Konvergensi teknologi informasi dan kehadiran teknologi yang memicu lahirnya revolusi industri 4.0 telah mengubah struktur perilaku organisasi dan bisnis. Pelaku bisnis harus menata  ulang organ vital bisnisnya yang kini tak lagi relevan, usang dan mubazir. Banyak perusahaan yang terdisrupsi oleh pendatang baru yang mengusung inovasi baru dalam hal business model dan business process. Memori kita tertuju pada bisnis transportasi online, ketika Gojek dan Grab tiba-tiba muncul mengusik pemain lama yang mungkin tak pernah membayangkan situasi seperti ini. Dalam kurun waktu yang relatif singkat, telah banyak pelaku bisnis yang tumbang akibat ketidaksiapan menerima perubahan di era revolusi digital. Ada sekian banyak perusahaan besar dan kecil yang mengalami keruntuhan akibat arus transformasi dalam bisnis. Maka demi terhindar dari situasi tersebut, tuntutan akan pentingnya kolaborasi menjadi semakin kritikal.

Kolaborasi memungkinkan transformasi dapat bekerja secara optimal sekaligus memperkuat bisnis berbasis economic sharing. Prinsip kolaborasi adalah berbagi, setidaknya itulah yang bisa kita jumpai di Coworking Space yang kini banyak dijumpai di banyak kota besar di Indonesia. Ruang Coworking Space ini banyak digemari oleh professional bisnis dan entrepreneur. Ruang ini semakin favorit karena dilengkapi dengan fasilitas yang sangat  memadai dan nyaman baik untuk interaksi, diskusi, networking maupun untuk berselancar di di dunia maya. Ekosistem digitalnya terasa kental memicu kreativitas ide melalui kegiatan pitching ataupun crowd sourcing. Tidaklah heran ruangan Coworking Space ini banyak melahirkan ide-ide bisnis dan bahkan menjadi rumah bagi para penghuni kota yang sedang merintis bisnis digital.

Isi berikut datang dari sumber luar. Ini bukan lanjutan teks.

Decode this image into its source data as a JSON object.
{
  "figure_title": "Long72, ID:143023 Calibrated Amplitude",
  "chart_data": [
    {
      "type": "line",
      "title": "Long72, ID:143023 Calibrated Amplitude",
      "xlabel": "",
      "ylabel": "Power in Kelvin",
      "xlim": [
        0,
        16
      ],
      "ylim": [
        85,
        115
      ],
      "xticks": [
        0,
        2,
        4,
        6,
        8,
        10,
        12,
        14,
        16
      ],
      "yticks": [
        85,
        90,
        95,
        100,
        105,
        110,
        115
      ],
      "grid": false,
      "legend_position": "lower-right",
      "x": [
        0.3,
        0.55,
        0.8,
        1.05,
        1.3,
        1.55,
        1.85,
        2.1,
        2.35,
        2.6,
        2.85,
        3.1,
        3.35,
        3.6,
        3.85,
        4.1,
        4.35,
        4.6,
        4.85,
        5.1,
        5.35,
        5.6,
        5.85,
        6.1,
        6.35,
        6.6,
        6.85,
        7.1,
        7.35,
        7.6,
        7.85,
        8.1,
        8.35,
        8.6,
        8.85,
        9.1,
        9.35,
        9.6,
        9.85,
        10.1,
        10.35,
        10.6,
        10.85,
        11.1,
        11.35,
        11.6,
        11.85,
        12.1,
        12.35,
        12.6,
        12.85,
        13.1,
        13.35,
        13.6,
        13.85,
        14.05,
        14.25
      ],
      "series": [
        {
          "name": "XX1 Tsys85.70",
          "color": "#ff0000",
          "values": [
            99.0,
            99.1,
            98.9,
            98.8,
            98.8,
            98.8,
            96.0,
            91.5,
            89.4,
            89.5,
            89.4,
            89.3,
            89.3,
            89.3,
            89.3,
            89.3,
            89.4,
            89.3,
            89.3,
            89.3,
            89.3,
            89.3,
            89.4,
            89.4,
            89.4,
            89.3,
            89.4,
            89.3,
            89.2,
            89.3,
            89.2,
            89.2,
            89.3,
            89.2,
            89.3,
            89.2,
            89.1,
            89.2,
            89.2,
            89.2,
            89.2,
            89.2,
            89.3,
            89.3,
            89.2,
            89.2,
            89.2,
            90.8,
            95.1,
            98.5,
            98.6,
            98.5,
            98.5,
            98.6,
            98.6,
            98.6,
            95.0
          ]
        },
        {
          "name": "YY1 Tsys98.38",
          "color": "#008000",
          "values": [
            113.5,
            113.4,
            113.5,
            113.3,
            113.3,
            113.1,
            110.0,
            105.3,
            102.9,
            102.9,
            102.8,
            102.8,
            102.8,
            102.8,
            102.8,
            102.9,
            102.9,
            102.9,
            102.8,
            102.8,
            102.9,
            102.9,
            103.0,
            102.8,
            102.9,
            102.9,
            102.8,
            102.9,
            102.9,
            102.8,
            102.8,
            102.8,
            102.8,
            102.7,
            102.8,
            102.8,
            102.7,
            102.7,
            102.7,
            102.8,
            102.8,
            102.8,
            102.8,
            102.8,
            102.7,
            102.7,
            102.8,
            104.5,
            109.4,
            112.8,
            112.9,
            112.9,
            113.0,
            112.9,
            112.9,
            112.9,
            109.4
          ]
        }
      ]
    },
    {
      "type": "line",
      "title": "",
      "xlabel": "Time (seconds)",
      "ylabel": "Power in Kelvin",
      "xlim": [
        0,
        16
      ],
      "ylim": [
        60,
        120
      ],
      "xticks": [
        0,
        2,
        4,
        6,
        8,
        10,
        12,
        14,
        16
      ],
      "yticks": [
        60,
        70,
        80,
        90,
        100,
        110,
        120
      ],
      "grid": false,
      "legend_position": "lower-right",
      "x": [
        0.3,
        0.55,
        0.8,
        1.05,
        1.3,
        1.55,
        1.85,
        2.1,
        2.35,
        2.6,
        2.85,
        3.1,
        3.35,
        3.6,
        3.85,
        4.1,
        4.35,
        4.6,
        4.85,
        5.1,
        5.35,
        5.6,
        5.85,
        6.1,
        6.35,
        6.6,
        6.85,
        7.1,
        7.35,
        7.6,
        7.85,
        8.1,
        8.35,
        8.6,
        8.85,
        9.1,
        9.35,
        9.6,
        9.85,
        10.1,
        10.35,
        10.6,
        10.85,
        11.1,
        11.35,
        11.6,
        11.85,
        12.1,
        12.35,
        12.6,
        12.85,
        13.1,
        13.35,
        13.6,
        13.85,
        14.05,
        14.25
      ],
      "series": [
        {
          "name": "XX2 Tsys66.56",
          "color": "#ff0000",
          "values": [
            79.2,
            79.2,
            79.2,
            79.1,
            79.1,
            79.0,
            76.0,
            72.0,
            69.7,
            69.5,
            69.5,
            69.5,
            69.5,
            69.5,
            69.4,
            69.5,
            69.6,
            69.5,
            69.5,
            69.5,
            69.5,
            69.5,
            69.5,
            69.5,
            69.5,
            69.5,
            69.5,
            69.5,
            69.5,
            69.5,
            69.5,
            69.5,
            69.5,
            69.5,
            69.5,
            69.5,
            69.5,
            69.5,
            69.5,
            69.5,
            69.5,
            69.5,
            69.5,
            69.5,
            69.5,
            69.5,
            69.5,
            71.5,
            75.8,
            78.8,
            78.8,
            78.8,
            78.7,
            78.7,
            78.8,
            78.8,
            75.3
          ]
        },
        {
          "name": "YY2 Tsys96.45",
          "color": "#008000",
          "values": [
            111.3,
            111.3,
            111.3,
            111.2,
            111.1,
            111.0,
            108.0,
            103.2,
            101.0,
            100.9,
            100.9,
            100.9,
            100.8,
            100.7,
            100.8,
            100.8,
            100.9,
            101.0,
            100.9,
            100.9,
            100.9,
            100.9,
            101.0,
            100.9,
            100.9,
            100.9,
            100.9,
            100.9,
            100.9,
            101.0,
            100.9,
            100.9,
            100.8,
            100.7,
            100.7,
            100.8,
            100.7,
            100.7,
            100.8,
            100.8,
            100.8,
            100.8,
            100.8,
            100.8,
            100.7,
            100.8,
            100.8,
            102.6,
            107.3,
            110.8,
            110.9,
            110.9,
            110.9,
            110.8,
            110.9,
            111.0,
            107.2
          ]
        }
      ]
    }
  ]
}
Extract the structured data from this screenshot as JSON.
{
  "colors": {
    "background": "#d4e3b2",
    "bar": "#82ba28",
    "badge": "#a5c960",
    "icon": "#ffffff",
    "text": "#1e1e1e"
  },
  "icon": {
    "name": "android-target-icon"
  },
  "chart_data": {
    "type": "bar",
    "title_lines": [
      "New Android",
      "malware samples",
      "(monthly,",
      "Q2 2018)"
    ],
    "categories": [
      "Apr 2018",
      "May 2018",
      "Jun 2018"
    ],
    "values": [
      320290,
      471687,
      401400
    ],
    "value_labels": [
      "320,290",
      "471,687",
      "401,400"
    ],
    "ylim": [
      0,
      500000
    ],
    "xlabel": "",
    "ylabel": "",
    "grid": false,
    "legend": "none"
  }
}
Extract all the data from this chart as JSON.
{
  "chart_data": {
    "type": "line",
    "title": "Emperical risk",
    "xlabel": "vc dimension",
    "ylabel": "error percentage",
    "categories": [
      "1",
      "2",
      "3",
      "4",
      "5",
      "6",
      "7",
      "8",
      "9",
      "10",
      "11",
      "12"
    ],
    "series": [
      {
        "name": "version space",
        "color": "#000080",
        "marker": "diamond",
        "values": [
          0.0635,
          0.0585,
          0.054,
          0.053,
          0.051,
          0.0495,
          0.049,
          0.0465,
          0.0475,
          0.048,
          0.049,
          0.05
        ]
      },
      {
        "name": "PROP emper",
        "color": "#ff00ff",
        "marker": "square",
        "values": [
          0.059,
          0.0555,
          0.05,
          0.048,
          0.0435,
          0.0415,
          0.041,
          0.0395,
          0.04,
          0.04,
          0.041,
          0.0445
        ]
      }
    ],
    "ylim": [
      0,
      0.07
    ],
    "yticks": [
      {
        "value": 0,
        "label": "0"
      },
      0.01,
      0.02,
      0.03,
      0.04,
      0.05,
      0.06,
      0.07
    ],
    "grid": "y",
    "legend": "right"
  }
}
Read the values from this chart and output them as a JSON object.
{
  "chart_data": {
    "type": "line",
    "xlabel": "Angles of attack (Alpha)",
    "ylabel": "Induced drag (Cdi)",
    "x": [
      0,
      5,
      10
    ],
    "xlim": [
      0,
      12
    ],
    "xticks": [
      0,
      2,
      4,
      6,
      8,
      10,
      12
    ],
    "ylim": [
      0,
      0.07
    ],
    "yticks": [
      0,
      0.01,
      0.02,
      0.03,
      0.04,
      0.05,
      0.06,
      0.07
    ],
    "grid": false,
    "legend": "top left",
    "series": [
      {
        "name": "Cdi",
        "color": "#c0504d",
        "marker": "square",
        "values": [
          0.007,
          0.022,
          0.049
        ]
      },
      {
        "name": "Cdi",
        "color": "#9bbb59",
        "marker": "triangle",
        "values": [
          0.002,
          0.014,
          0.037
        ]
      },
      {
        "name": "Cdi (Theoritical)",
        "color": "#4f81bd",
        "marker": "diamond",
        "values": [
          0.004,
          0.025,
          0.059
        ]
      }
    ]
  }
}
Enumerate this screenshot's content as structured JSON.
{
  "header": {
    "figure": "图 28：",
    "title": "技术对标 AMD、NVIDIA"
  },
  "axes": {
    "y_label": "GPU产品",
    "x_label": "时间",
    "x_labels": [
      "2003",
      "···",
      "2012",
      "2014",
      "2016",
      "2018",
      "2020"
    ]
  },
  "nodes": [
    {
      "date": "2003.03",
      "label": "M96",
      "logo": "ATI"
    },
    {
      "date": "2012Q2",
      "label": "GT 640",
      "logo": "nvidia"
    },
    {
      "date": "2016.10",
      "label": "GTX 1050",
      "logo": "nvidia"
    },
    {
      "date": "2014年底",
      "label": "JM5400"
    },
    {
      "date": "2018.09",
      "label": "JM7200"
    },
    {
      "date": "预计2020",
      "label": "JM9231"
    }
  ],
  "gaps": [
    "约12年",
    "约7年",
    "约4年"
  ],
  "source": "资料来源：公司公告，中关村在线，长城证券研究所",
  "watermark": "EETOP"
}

Singkatnya, keberadaan Coworking Space pada akhirnya mengubah paradigma kita perihal ruang bekerja dan belakar sebab ia kini telah menjadi kantor pribadi anda sekaligus laboratorium belajar pembentukan karakter yang kreatif dan dinamis.

 

Manusia di Balik Budaya Digital

Ada tiga pokok penting dari uraian di atas. Pertama, dunia digital sulit untuk dipisahkan dari kehidupan manusia. Hampir semua sendi kehidupan manusia dan bisnis memanfaatkan keunggulan digital. Kedua, transformasi digital adalah pintu masuk terjadinya perubahan. Ketiga, Manusia sebagai agen perubahan dalam budaya digital. Keunggulan digital telah menjadi kekuatan baru yang memungkinkan terjadinya kolaborasi, fleksibilitas dan profit sharing. Konsekuensinya adalah dengan melakukan perubahan yang bahkan secara radikal terkait proses bisnis, model bisnis dan bahkan melakukan investasi teknologi baru.

Ketiga point tersebut tentu saling berkaitan satu dengan yang lainnya. Namun demikian, saya menempatkan manusia sebagai faktor yang paling fundamental. Argumentasinya adalah bahwa manusia adalah agen perubahan. Ia harus mengaktualisasikan dirinya dengan membangun harmonisasi dalam bisnis dan organisasi. Ia harus memperkuat kapabilitas digital dan membentuk ekosistem digital yang memadai sehingga budaya digitalpun dapat bertransformasi dalam bisnis dan organisasi. Membangun  budaya digital tentu bukanlah hal yang mudah. Namun yang pasti bahwa transformasi digital menuntut  komitment kuat seorang pemimpin dalam membangun budaya digital. Teknologi senantiasa berdiri di belakang perubahan radikal dan perubahan  yang paling konstan dalam organisasi adalah change the culture.